Question 4. A student proposes that increasing the concentration of amylase at pH 3.0 would restore enzyme activity to levels comparable to pH 7.0. Is this prediction supported by biological reasoning?

  • A) Yes, because adding more enzyme molecules would compensate for the reduced efficiency of each active site at pH 3.0 and restore overall activity.
  • B) No, because at pH 3.0, the altered H+ concentration affects all enzyme molecules; adding more enzyme does not change the pH or restore active site conformation -- all additional molecules would also be in suboptimal conformation. ✓
  • C) Yes, because at pH 3.0, only 2% of the enzyme molecules are active; adding more enzyme adds more active molecules.
  • D) No, because at pH 3.0, the substrate (starch) is limiting, not the enzyme concentration.

Explanation: Correct answer: B. The same unfavorable pH affects every amylase molecule present in the solution -- this is not a property of individual molecules but of the H+ concentration of the entire environment. Adding more enzyme adds more copies of the enzyme in the same suboptimal pH environment; each additional molecule is equally impaired. The rate-limiting factor is active site conformation, not enzyme count. Restoring activity requires returning to the optimal pH, not adding more enzyme. (A) and (B) share the same error: they assume a fixed fraction of enzyme molecules are "active" at pH 3.0 and that adding more enzyme adds more active copies. In reality, pH acts on every molecule through the same mechanism. (C) is incorrect because the experiment is designed with excess substrate to isolate the enzyme variable; substrate is not the limiting factor at any pH.
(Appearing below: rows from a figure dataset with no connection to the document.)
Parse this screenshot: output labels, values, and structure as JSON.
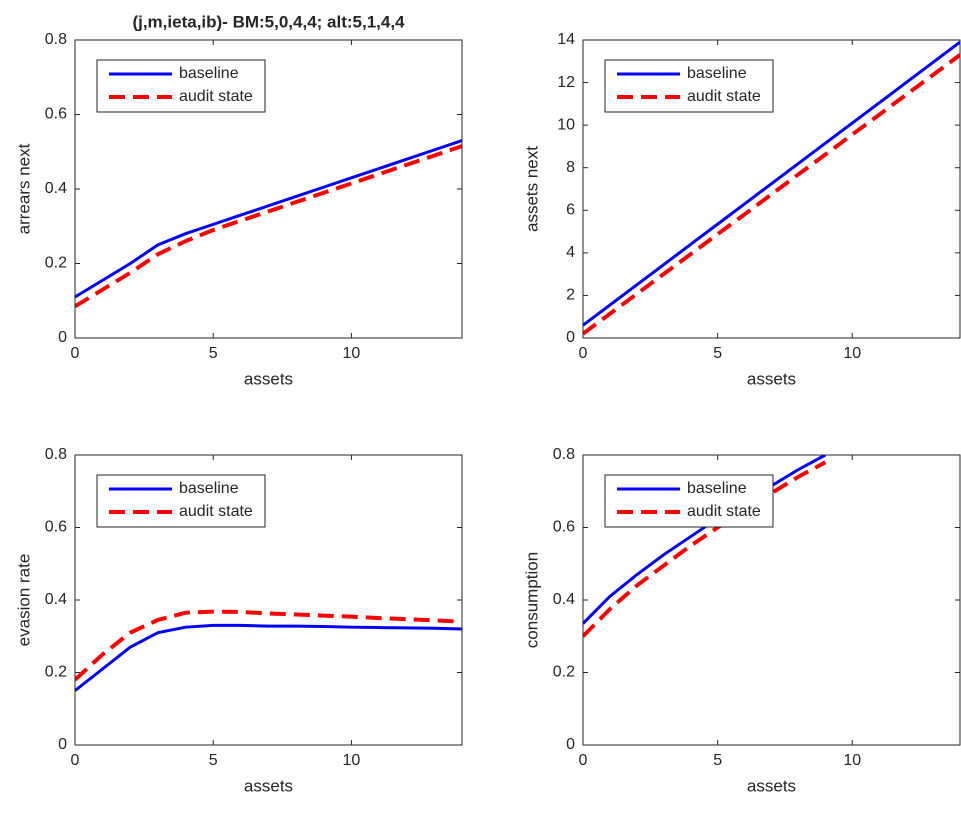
{
  "chart_data": [
    {
      "type": "line",
      "title": "(j,m,ieta,ib)- BM:5,0,4,4; alt:5,1,4,4",
      "x_label": "assets",
      "y_label": "arrears next",
      "x": [
        0,
        1,
        2,
        3,
        4,
        5,
        6,
        7,
        8,
        9,
        10,
        11,
        12,
        13,
        14
      ],
      "series": [
        {
          "name": "baseline",
          "color": "#0000ff",
          "style": "solid",
          "values": [
            0.11,
            0.155,
            0.2,
            0.25,
            0.28,
            0.305,
            0.33,
            0.355,
            0.38,
            0.405,
            0.43,
            0.455,
            0.48,
            0.505,
            0.53
          ]
        },
        {
          "name": "audit state",
          "color": "#ff0000",
          "style": "dashed",
          "values": [
            0.085,
            0.13,
            0.175,
            0.225,
            0.26,
            0.29,
            0.315,
            0.34,
            0.365,
            0.39,
            0.415,
            0.44,
            0.465,
            0.49,
            0.515
          ]
        }
      ],
      "xlim": [
        0,
        14
      ],
      "xticks": [
        0,
        5,
        10
      ],
      "ylim": [
        0,
        0.8
      ],
      "yticks": [
        0,
        0.2,
        0.4,
        0.6,
        0.8
      ],
      "legend": "upper left"
    },
    {
      "type": "line",
      "x_label": "assets",
      "y_label": "assets next",
      "x": [
        0,
        1,
        2,
        3,
        4,
        5,
        6,
        7,
        8,
        9,
        10,
        11,
        12,
        13,
        14
      ],
      "series": [
        {
          "name": "baseline",
          "color": "#0000ff",
          "style": "solid",
          "values": [
            0.6,
            1.55,
            2.5,
            3.45,
            4.4,
            5.35,
            6.3,
            7.25,
            8.2,
            9.15,
            10.1,
            11.05,
            12,
            12.95,
            13.9
          ]
        },
        {
          "name": "audit state",
          "color": "#ff0000",
          "style": "dashed",
          "values": [
            0.2,
            1.14,
            2.07,
            3.01,
            3.94,
            4.88,
            5.81,
            6.75,
            7.69,
            8.62,
            9.56,
            10.49,
            11.43,
            12.36,
            13.3
          ]
        }
      ],
      "xlim": [
        0,
        14
      ],
      "xticks": [
        0,
        5,
        10
      ],
      "ylim": [
        0,
        14
      ],
      "yticks": [
        0,
        2,
        4,
        6,
        8,
        10,
        12,
        14
      ],
      "legend": "upper left"
    },
    {
      "type": "line",
      "x_label": "assets",
      "y_label": "evasion rate",
      "x": [
        0,
        1,
        2,
        3,
        4,
        5,
        6,
        7,
        8,
        9,
        10,
        11,
        12,
        13,
        14
      ],
      "series": [
        {
          "name": "baseline",
          "color": "#0000ff",
          "style": "solid",
          "values": [
            0.15,
            0.21,
            0.27,
            0.31,
            0.325,
            0.33,
            0.33,
            0.328,
            0.328,
            0.327,
            0.325,
            0.324,
            0.323,
            0.322,
            0.32
          ]
        },
        {
          "name": "audit state",
          "color": "#ff0000",
          "style": "dashed",
          "values": [
            0.18,
            0.25,
            0.31,
            0.345,
            0.365,
            0.368,
            0.367,
            0.363,
            0.36,
            0.357,
            0.354,
            0.35,
            0.347,
            0.344,
            0.34
          ]
        }
      ],
      "xlim": [
        0,
        14
      ],
      "xticks": [
        0,
        5,
        10
      ],
      "ylim": [
        0,
        0.8
      ],
      "yticks": [
        0,
        0.2,
        0.4,
        0.6,
        0.8
      ],
      "legend": "upper left"
    },
    {
      "type": "line",
      "x_label": "assets",
      "y_label": "consumption",
      "x": [
        0,
        1,
        2,
        3,
        4,
        5,
        6,
        7,
        8,
        9
      ],
      "series": [
        {
          "name": "baseline",
          "color": "#0000ff",
          "style": "solid",
          "values": [
            0.335,
            0.41,
            0.47,
            0.525,
            0.575,
            0.625,
            0.67,
            0.715,
            0.76,
            0.8
          ]
        },
        {
          "name": "audit state",
          "color": "#ff0000",
          "style": "dashed",
          "values": [
            0.3,
            0.375,
            0.44,
            0.495,
            0.55,
            0.6,
            0.645,
            0.695,
            0.74,
            0.78
          ]
        }
      ],
      "xlim": [
        0,
        14
      ],
      "xticks": [
        0,
        5,
        10
      ],
      "ylim": [
        0,
        0.8
      ],
      "yticks": [
        0,
        0.2,
        0.4,
        0.6,
        0.8
      ],
      "legend": "upper left"
    }
  ]
}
Question 5. The data show that amylase activity at pH 8.0 (47%) is substantially lower than at pH 7.0 (88%), but substantially higher than at pH 3.0 (2%). What does this pattern suggest about the effect of pH on amylase?
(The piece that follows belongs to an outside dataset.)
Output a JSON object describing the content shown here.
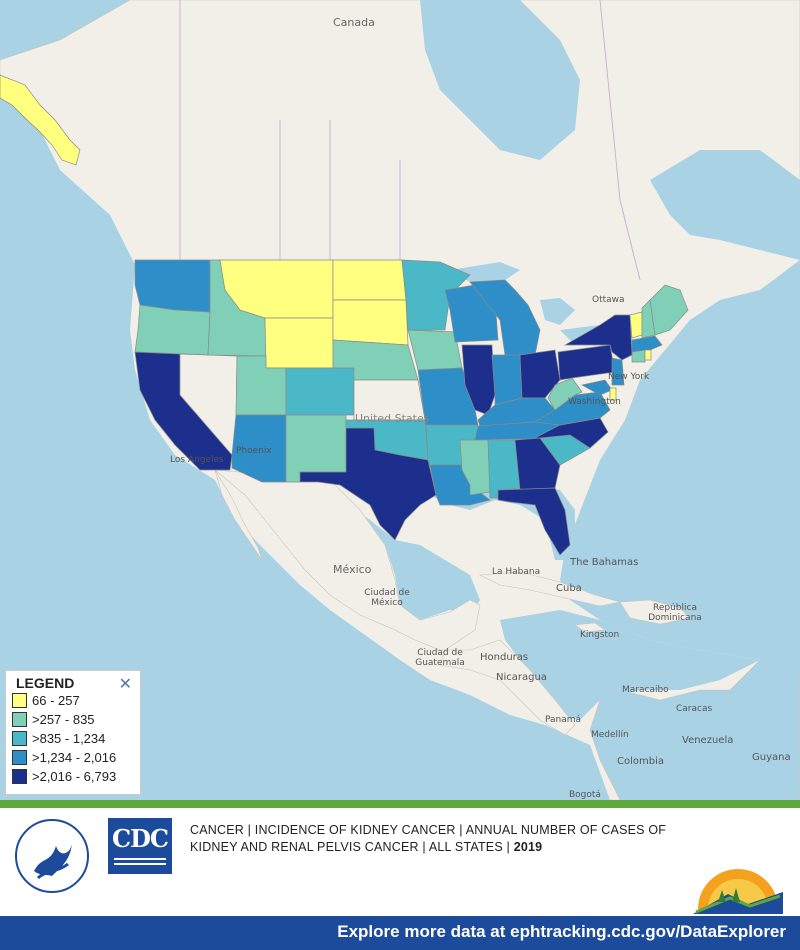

  • A) pH changes on the basic side of the optimum cause less disruption to amylase's active site than equivalent changes on the acidic side, suggesting the enzyme's active site interactions are more sensitive to excess H+ than to H+ deficiency. ✓
  • B) Amylase is completely and irreversibly denatured below pH 5.0 but only partially denatured above pH 7.0, explaining the difference in residual activity through permanent loss of every acidic-site enzyme molecule rather than changes in active-site chemistry.
  • C) The substrate starch is unstable in acidic conditions, causing the low activity readings at pH 3.0 and 4.0.
  • D) Amylase performs optimally over a wide basic range (pH 7.0-9.0) and should be used industrially at pH 8.0 to reduce enzyme consumption.
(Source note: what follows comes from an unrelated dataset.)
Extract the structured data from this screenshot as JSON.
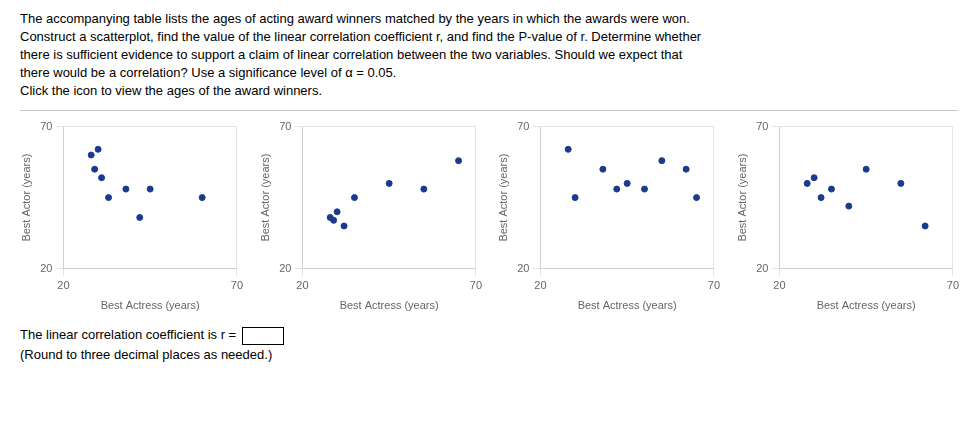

Explanation: Correct answer: A. The data are asymmetric: moving 4 pH units below the optimum (pH 7.0 -> pH 3.0) reduces activity from 88% to 2% (an ~86 percentage point drop), while moving 2 pH units above the optimum (pH 7.0 -> pH 9.0) reduces activity to 11% -- a comparable drop over fewer units. At pH 8.0 (1 unit above optimum), activity is still 47%, far above pH 5.0 (22%), which is only 2 units below optimum. The pattern suggests that acidic conditions disrupt amylase's active site more strongly than comparably basic conditions within this tested range -- consistent with the active site being more sensitive to excess H+ than to H+ deficiency, though the exact molecular basis would require further investigation. (B) is an overgeneralization: "complete denaturation" implies irreversibility, which the data alone cannot confirm. (C) is incorrect; starch is stable at mildly acidic pH in short-term experiments. (D) is incorrect; pH 8.0 gives substantially reduced activity (47% vs. 88% at pH 7.0), making it a poor choice for industrial optimization.